Allopurinol as a New Treatment against Aortic Aneurysm in Marfan Syndrome
Advantages
- Safe, affordable, and repurposed option: Allopurinol is a long‑established drug with an excellent safety profile and wide clinical availability.
- Innovative mechanism: Acts as a primary antioxidant, independently of uric‑acid lowering, with multiple protective effects (XOR inhibition, ROS reduction, endothelial normalization).
- Disease‑modifying potential: Prevent or slow the development and progression of aortic aneurysm in Marfan syndrome mouse models.
- Clinically actionable: Clear roadmap toward clinical translation, including dose optimization and planned clinical trials.

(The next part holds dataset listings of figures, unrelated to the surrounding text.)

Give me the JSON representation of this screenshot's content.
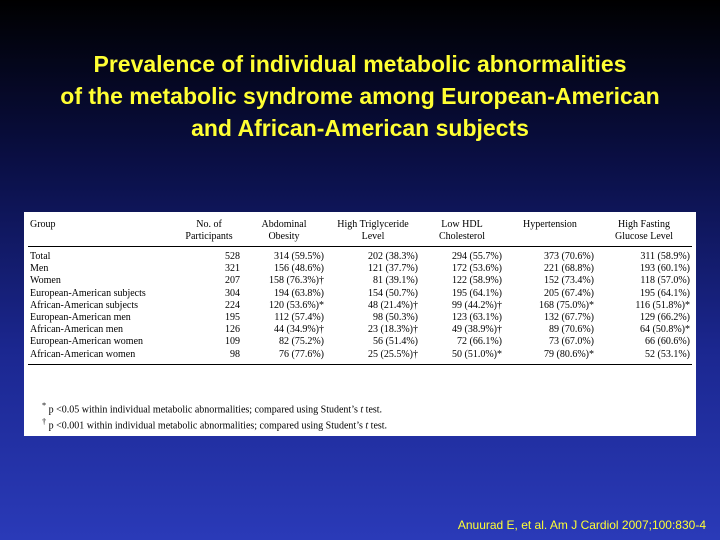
{
  "title": {
    "line1": "Prevalence of individual metabolic abnormalities",
    "line2": "of the metabolic syndrome among European-American",
    "line3": "and African-American subjects"
  },
  "table": {
    "headers": [
      {
        "l1": "Group",
        "l2": ""
      },
      {
        "l1": "No. of",
        "l2": "Participants"
      },
      {
        "l1": "Abdominal",
        "l2": "Obesity"
      },
      {
        "l1": "High Triglyceride",
        "l2": "Level"
      },
      {
        "l1": "Low HDL",
        "l2": "Cholesterol"
      },
      {
        "l1": "Hypertension",
        "l2": ""
      },
      {
        "l1": "High Fasting",
        "l2": "Glucose Level"
      }
    ],
    "rows": [
      [
        "Total",
        "528",
        "314 (59.5%)",
        "202 (38.3%)",
        "294 (55.7%)",
        "373 (70.6%)",
        "311 (58.9%)"
      ],
      [
        "Men",
        "321",
        "156 (48.6%)",
        "121 (37.7%)",
        "172 (53.6%)",
        "221 (68.8%)",
        "193 (60.1%)"
      ],
      [
        "Women",
        "207",
        "158 (76.3%)†",
        "81 (39.1%)",
        "122 (58.9%)",
        "152 (73.4%)",
        "118 (57.0%)"
      ],
      [
        "European-American subjects",
        "304",
        "194 (63.8%)",
        "154 (50.7%)",
        "195 (64.1%)",
        "205 (67.4%)",
        "195 (64.1%)"
      ],
      [
        "African-American subjects",
        "224",
        "120 (53.6%)*",
        "48 (21.4%)†",
        "99 (44.2%)†",
        "168 (75.0%)*",
        "116 (51.8%)*"
      ],
      [
        "European-American men",
        "195",
        "112 (57.4%)",
        "98 (50.3%)",
        "123 (63.1%)",
        "132 (67.7%)",
        "129 (66.2%)"
      ],
      [
        "African-American men",
        "126",
        "44 (34.9%)†",
        "23 (18.3%)†",
        "49 (38.9%)†",
        "89 (70.6%)",
        "64 (50.8%)*"
      ],
      [
        "European-American women",
        "109",
        "82 (75.2%)",
        "56 (51.4%)",
        "72 (66.1%)",
        "73 (67.0%)",
        "66 (60.6%)"
      ],
      [
        "African-American women",
        "98",
        "76 (77.6%)",
        "25 (25.5%)†",
        "50 (51.0%)*",
        "79 (80.6%)*",
        "52 (53.1%)"
      ]
    ],
    "footnotes": [
      {
        "mark": "*",
        "pre": " p <0.05 within individual metabolic abnormalities; compared using Student’s ",
        "t": "t",
        "post": " test."
      },
      {
        "mark": "†",
        "pre": " p <0.001 within individual metabolic abnormalities; compared using Student’s ",
        "t": "t",
        "post": " test."
      }
    ]
  },
  "citation": "Anuurad E, et al. Am J Cardiol 2007;100:830-4"
}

- Accessible long‑term therapy: Potential to transform current MFS treatment strategies thanks to its safety, low cost, and cardiovascular benefits
Goal
Looking for industrial partners interested in a license and/or collaboration agreement to further develop and exploit this asset.
Intellectual Property
Orphan Drug Designation in 2025 (EU/3/25/3041).
Reference
UBTT0509
Contact
Isabel Durán
Email: iduran@fbg.ub.edu
Allopurinol as a New Treatment against Aortic Aneurysm in Marfan Syndrome
Executive summary
A research team has demonstrated that allopurinol -a safe, affordable, and widely used medication- can offer a breakthrough solution for Marfan syndrome. This rare disorder causes dangerous aortic aneurysms that existing pharmacological therapies fail to stop. The team uncovered that excessive oxidative stress is a key factor behind aortic damage. By blocking this oxidative stress, allopurinol protects the aorta and slows the weakening of the vessel wall. These results reveal a powerful opportunity to repurpose a well established drug for a high impact, unmet medical need. Allopurinol stands out as a promising non invasive therapy with strong potential for rapid clinical translation. In recognition of these observation EMA has recently approved allopurinol as orphan drug for treatment of Marfan syndrome.
Introduction
Marfan syndrome is a rare genetic connective tissue disorder that primarily affects the aorta, leading to the formation of aneurysms that may progress to dissection and premature death. Excessive production of reactive oxygen species and the resulting oxidative stress further contribute to the degeneration of the aortic wall. Current pharmacological treatments, including beta blockers and angiotensin II receptor blockers (losartan), have shown limited efficacy in preventing or slowing aneurysm progression. Consequently, many patients eventually require preventive aortic surgery, a high risk procedure associated with complications such as stroke. There remains an urgent unmet need for a safe, effective, and non invasive therapy capable of preventing or significantly delaying aortic aneurysm development in individuals with Marfan syndrome.
Description
Allopurinol (ALO) is a well-known drug originally approved for reducing elevated uric acid levels. In a preclinical study using two different mouse models of aortic disease of Marfan syndrome, ALO demonstrated a remarkable capacity to block aneurysm formation and stop its progression. The drug was effective in both preventive and palliative treatment regimens and significantly increase the survival rate both in males and females. Interestingly, its beneficial effect was not linked to changes in uric acid levels but rather to its strong antioxidant properties, which supports its potential repurposing for Marfan syndrome.
Current stage of development
- Validated efficacy in vivo in a well‑established mouse models.
- Robust experimental evidence demonstrates consistent therapeutic benefits in Marfan syndrome.
- Strong potential for rapid clinical repurposing of allopurinol for Marfan patients, leveraging its known safety profile.